The House is expected to pass a bill this week that would give the entertainment industry an antitrust exemption to create "voluntary guidelines" for content the industry "deems inappropriate for children."
Lobbyists for the relevant trade associations-which include the Motion Picture Association of America, National Association of Broadcasters, the Satellite Broadcasting and Communications Association, Recording Industry Association of America and the Interactive Digital Software Association-are working to kill the bill, but, because it comes late in the Congressional session, they are not optimistic about their chances.
"If Congress is unified and wants to pass this bill, it will pass, and it's irrelevant what these industries do at this point," said one source.

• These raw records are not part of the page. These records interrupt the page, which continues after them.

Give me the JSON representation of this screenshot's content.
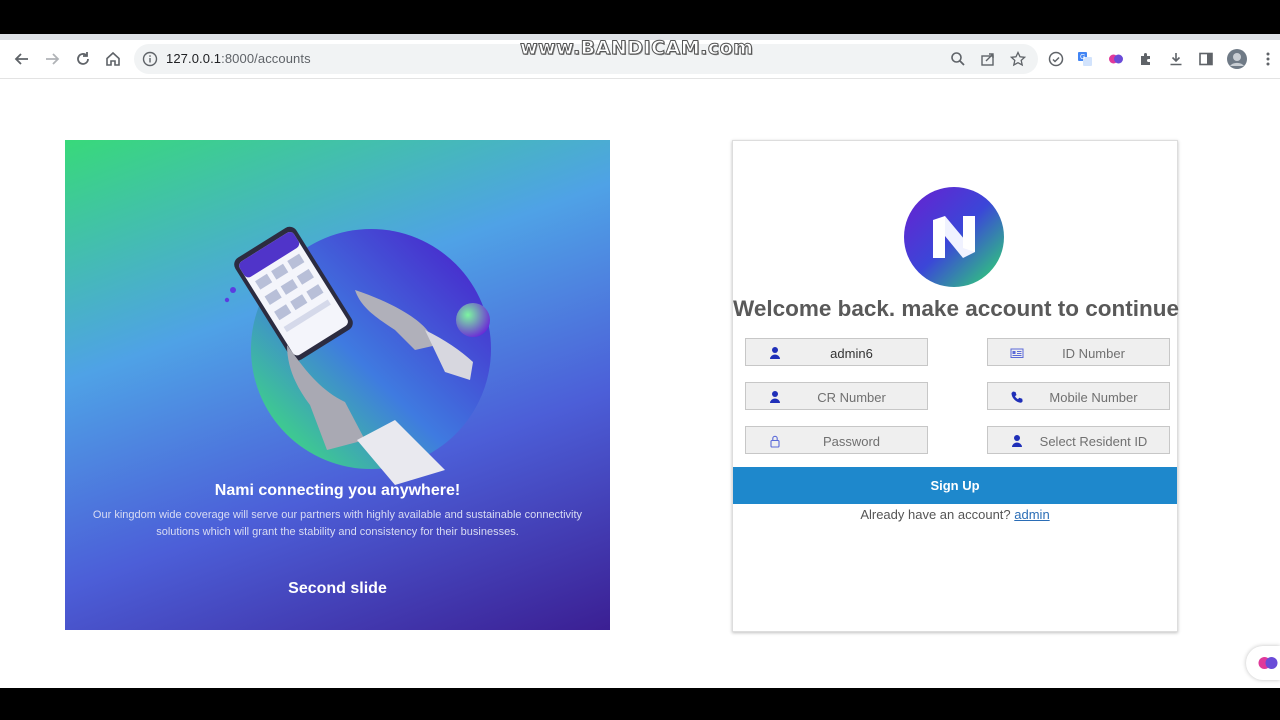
{
  "watermark": "www.BANDICAM.com",
  "browser": {
    "url_host": "127.0.0.1",
    "url_path": ":8000/accounts"
  },
  "carousel": {
    "heading": "Nami connecting you anywhere!",
    "text": "Our kingdom wide coverage will serve our partners with highly available and sustainable connectivity solutions which will grant the stability and consistency for their businesses.",
    "caption": "Second slide"
  },
  "signup": {
    "welcome": "Welcome back. make account to continue",
    "fields": {
      "username": {
        "value": "admin6",
        "icon": "user-icon"
      },
      "id_number": {
        "placeholder": "ID Number",
        "icon": "id-card-icon"
      },
      "cr_number": {
        "placeholder": "CR Number",
        "icon": "user-icon"
      },
      "mobile_number": {
        "placeholder": "Mobile Number",
        "icon": "phone-icon"
      },
      "password": {
        "placeholder": "Password",
        "icon": "lock-icon"
      },
      "resident_id": {
        "placeholder": "Select Resident ID",
        "icon": "user-icon"
      }
    },
    "button": "Sign Up",
    "already_text": "Already have an account?",
    "login_link": "admin"
  },
  "colors": {
    "accent": "#1e88cc",
    "icon": "#1f2fb8"
  }
}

The bill would require executives from the movie, music, videogame and TV-programming industries to come up with guidelines "designed to alleviate the negative impact" of various forms of violent and sexual content on children. After a year, the attorney general and the chairman of the Federal Trade Commission would report to Congress on the extent to which the industry has developed acceptable guidelines.
It's the report that has the industry nervous. Lobbyists see it as a potential tool the government can use to force restrictions, such as requiring broadcasters, cable and satellite to limit violent or sexual programming to late hours.
According to sources, Senate Judiciary Committee Chairman Orrin Hatch (R-Utah) went to House Judiciary Committee member Lamar Smith (R-Texas) and freshman Paul Ryan (R-Wis.) and asked them to sponsor the measure. If it passes as expected, sources say Hatch could shepherd the measure through the Senate.